Before completing his doctorate Weber had turned his attention to Economics, and established his reputation with a report into the effects of immigrants from rural Poland on the German economy. He became Professor of Economics at Freiburg in 1894, moving back to Heidelberg two years later. However, Weber became prone to nervous illness, and in 1903 he resigned from Heidelberg. In 1907 he inherited enough money to live without returning to teaching. However, he had not given up his hopes of contributing to public life, and in 1912 he tried without success to form a “progressive” party composed of liberals and social democrats.

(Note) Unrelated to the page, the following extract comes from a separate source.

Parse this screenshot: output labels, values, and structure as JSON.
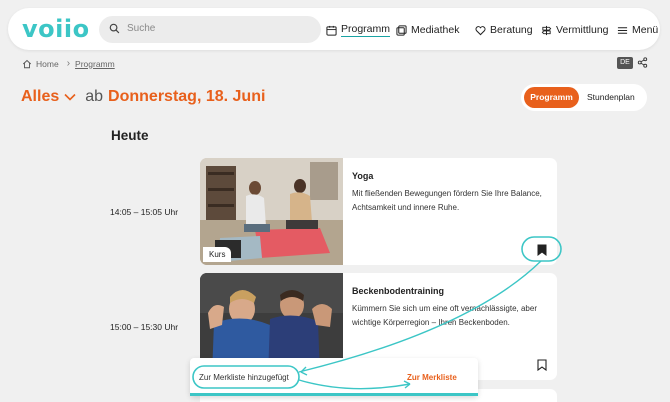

During the war Weber undertook several official roles and participated in the negotiations that led to the peace treaty signed at Versailles. He also played a controversial role in the commission that drew up Germany’s post-war “Weimar” constitution, arguing in favour of a clause that was subsequently exploited by Adolf Hitler to establish a dictatorship. Weber himself resumed his academic career, but at Munich University he became the target of right-wing protests. He died of pneumonia in June 1920.
Works
Much of Weber’s research was directed towards the social effects of religious belief in various societies. His most famous work in this genre, The Protestant Ethic and the Spirit of Capitalism, argued that some forms of Protestant belief came to associate economic success with evidence of God’s favour. In time, the “worldly” attitude to material gain proved more powerful than its religious inspiration, so that people could be imbued with what is now commonly called the “puritan work ethic” without being remotely connected to Puritanism. This thesis was in stark contrast to the view of Karl Marx, that religious beliefs were the product of material forces. Weber’s approach can be seen as a return to G.W.F Hegel’s focus on ideas as the most important factor in generating changes in human society. He produced other works, on Judaism, Confucianism, Taoism, Hinduism, and Buddhism, which attempted to answer such questions as why capitalism had not developed in China.

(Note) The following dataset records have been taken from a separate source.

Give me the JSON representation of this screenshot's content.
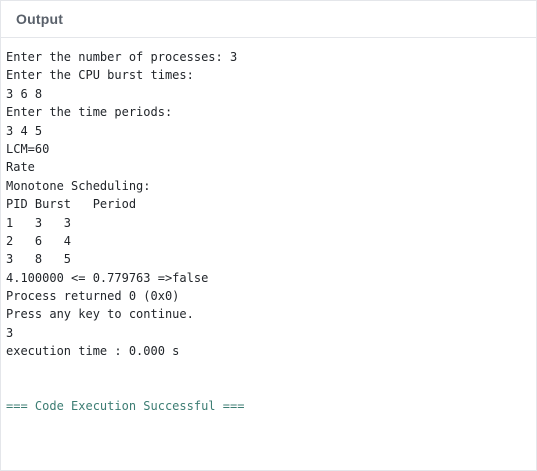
{
  "header": {
    "title": "Output"
  },
  "output": {
    "lines": [
      "Enter the number of processes: 3",
      "Enter the CPU burst times:",
      "3 6 8",
      "Enter the time periods:",
      "3 4 5",
      "LCM=60",
      "Rate",
      "Monotone Scheduling:",
      "PID Burst   Period",
      "1   3   3",
      "2   6   4",
      "3   8   5",
      "4.100000 <= 0.779763 =>false",
      "Process returned 0 (0x0)",
      "Press any key to continue.",
      "3",
      "execution time : 0.000 s",
      "",
      "",
      "=== Code Execution Successful ==="
    ]
  },
  "colors": {
    "success": "#3c7d73",
    "text": "#1f2328",
    "header_text": "#59606a",
    "border": "#e4e6ea"
  }
}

While the validity of Weber’s insights on religion has been disputed, his more explicit political writings still command widespread respect. His most important essay, “Politics as a Vocation,” was based on a lecture delivered at Munich University in 1919. The essay included Weber’s famous definition of the state, as an entity that has a monopoly of the legitimate use of force within a given territory (for discussion, see page 6, Introduction). Weber also outlined a tripartite classification of political leadership: the “charismatic,” the “traditional,” and the “legal-rational” (see page 43 for analysis). This approach again bears comparison with Hegel and Marx; the first two types of authority are inherently unstable, and evolve into the third which can be associated with the modern (liberal democratic) state.

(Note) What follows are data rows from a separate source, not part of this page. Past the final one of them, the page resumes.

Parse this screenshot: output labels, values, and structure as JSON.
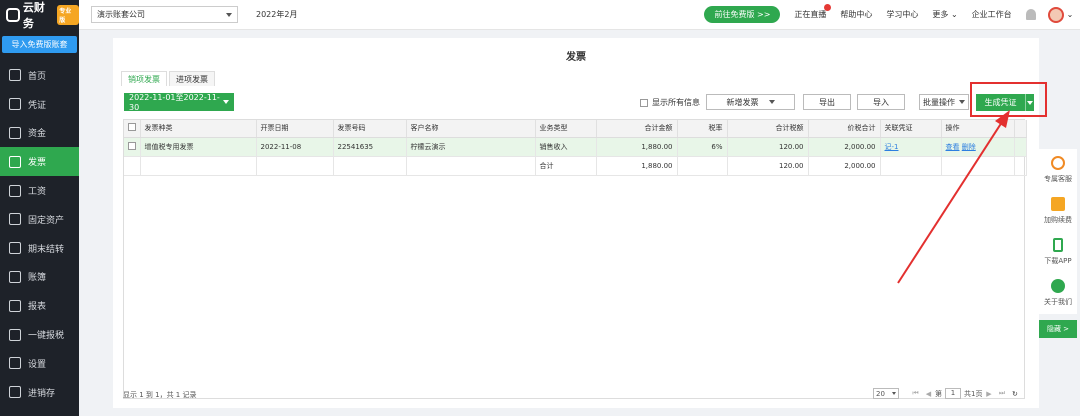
{
  "sidebar": {
    "logo": "云财务",
    "logo_tag": "专业版",
    "import_button": "导入免费版账套",
    "items": [
      {
        "label": "首页"
      },
      {
        "label": "凭证"
      },
      {
        "label": "资金"
      },
      {
        "label": "发票"
      },
      {
        "label": "工资"
      },
      {
        "label": "固定资产"
      },
      {
        "label": "期末结转"
      },
      {
        "label": "账簿"
      },
      {
        "label": "报表"
      },
      {
        "label": "一键报税"
      },
      {
        "label": "设置"
      },
      {
        "label": "进销存"
      }
    ],
    "active_index": 3
  },
  "topbar": {
    "company": "演示账套公司",
    "period": "2022年2月",
    "free_button": "前往免费版 >>",
    "links": [
      "正在直播",
      "帮助中心",
      "学习中心",
      "更多",
      "企业工作台"
    ]
  },
  "page": {
    "title": "发票",
    "tabs": [
      "销项发票",
      "进项发票"
    ],
    "date_range": "2022-11-01至2022-11-30",
    "show_all": "显示所有信息",
    "buttons": {
      "new_invoice": "新增发票",
      "export": "导出",
      "import": "导入",
      "batch": "批量操作",
      "generate": "生成凭证"
    }
  },
  "table": {
    "headers": [
      "发票种类",
      "开票日期",
      "发票号码",
      "客户名称",
      "业务类型",
      "合计金额",
      "税率",
      "合计税额",
      "价税合计",
      "关联凭证",
      "操作"
    ],
    "rows": [
      {
        "type": "增值税专用发票",
        "date": "2022-11-08",
        "number": "22541635",
        "customer": "柠檬云演示",
        "business": "销售收入",
        "amount": "1,880.00",
        "rate": "6%",
        "tax": "120.00",
        "total": "2,000.00",
        "voucher": "记-1",
        "op_view": "查看",
        "op_del": "删除"
      }
    ],
    "summary": {
      "label": "合计",
      "amount": "1,880.00",
      "tax": "120.00",
      "total": "2,000.00"
    }
  },
  "pager": {
    "info": "显示 1 到 1，共 1 记录",
    "size": "20",
    "page_prefix": "第",
    "page": "1",
    "page_suffix": "共1页"
  },
  "side_panel": {
    "items": [
      "专属客服",
      "加购续费",
      "下载APP",
      "关于我们"
    ],
    "hide": "隐藏 >"
  },
  "colors": {
    "accent": "#2fa84f",
    "sidebar": "#1e2229",
    "annotation": "#e3302f"
  }
}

It was ironic that soon after Weber’s death Germany would turn away from his own favoured liberalism and become a totalitarian state dominated by Hitler’s “charismatic” authority. Weber also warned against excessive bureaucracy (for discussion, see page 141, Chapter 7 and pages 207–208, Chapter 10), comparing a society which is governed by rigid, rationalistic rules to an “iron cage,” in which life may be more efficiently organized but at the cost of becoming somewhat soulless. In this respect, Weber’s work is suggestive of themes which would later be taken up by Michel Foucault. Weber also anticipated future scholars by insisting that the methodologies of the natural sciences were not directly applicable to the study of human interaction. Instead, Weber believed that students of social phenomena should construct “Ideal Types”—generalized models that contained important truths but did not correspond to specific individuals. Thus, one of the key figures in the development of social science was a sceptical opponent of “positivist” knowledge-claims.